COOREMANS: Listening to clients and other sales professionals' comments and feedback and getting honest. Being a real estate practitioner and knowing what I was doing, I eventually realized that I either had to let the home go or take down the sign. The guy who bought it is great because he loves the house and has done a great job with it.

What was the selling price?

COOREMANS: We sold the home for $280,000 in July 2008.

What techniques did you use to market this property? And how much did you spend?

COOREMANS: We marketed in different publications, held open houses, agent open houses, and paid for color print ads. We spent a little money — about $300.

What was the housing market like at the time?

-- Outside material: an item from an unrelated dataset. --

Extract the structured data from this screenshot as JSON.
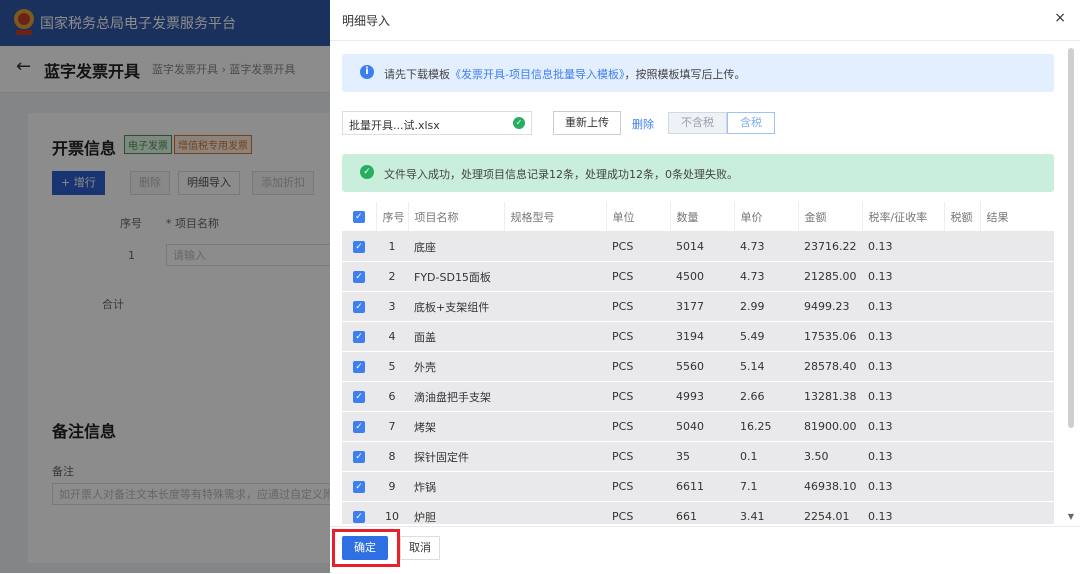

COOREMANS: It was a buyer's market, which affects every home on the market. To make matters worse, the main media focus was about the declining housing market. They would fail to mention that there were areas in different states that were holding up better than the average national statistics. And San Antonio held up pretty good compared to other areas that really took a beating. Still, the national media were saying the sky is falling, and buyers seemed to be listening. But this area was very good.

How did you find a buyer?

COOREMANS: A buyer driving the area saw the property and contacted his real estate practitioner to set up a viewing. The buyer saw the house a few times and made an offer, but we could not come to an agreement because I wasn't able to let go. After a few weeks, the buyer came back again with a counteroffer, and we worked out a cash deal.

What's the biggest factor you attribute to closing the deal?

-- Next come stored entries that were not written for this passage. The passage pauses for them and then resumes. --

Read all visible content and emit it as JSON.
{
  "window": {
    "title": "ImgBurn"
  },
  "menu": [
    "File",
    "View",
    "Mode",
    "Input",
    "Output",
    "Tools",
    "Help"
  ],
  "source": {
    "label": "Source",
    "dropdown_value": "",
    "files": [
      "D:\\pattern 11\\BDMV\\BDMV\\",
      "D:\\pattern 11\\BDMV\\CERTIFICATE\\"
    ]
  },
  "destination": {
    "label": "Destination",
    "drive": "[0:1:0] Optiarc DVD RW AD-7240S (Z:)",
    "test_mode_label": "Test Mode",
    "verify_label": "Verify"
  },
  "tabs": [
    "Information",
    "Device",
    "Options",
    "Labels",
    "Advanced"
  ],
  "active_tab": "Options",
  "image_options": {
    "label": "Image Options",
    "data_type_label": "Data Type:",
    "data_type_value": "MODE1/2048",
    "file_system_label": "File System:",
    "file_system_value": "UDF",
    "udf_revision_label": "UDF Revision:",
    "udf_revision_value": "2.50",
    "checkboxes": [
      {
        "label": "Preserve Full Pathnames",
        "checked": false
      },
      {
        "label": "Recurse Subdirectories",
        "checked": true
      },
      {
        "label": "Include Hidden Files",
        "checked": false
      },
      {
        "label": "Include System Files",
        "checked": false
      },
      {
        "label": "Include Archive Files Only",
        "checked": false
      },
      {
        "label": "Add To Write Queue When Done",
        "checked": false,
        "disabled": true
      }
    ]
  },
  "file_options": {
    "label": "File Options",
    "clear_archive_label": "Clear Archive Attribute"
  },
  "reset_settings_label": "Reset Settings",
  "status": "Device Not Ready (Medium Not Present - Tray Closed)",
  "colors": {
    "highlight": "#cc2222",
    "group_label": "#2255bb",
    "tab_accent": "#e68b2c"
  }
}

COOREMANS: Taking emotions out of the deal and moving forward. I was looking at this as a family home instead of looking at it as a house for sale. I needed to practice what I preached to my clients in my own life.

How did you get started in real estate?

COOREMANS: Growing up, my parents were always buying older, larger homes and fixing them up or updating them and looking for something else. Prior to getting into real estate, I worked in the automotive business. One day I started to think about how I wanted to retire. I left the automotive business and got my real estate license in August 2004.

Do you have a specialty or niche?

COOREMANS: I love marketing unique and older homes. I love walking into a home that holds so much history and witnessing the amazing touches and personalities that each owner adapts to the dwelling. I have always gravitated to vintage homes and clients who enjoy the same style. Traffic is always slower in these areas, I know. But I feel like working with these clients and these properties is more gratifying to me in the end.

What lessons did you learn?

COOREMANS: Once you have a home on the market, it becomes a house; it is no longer a home. Whether it's your home or the one belonging to the client, you have to find a way to detach the emotional strings and market the property as a house for sale.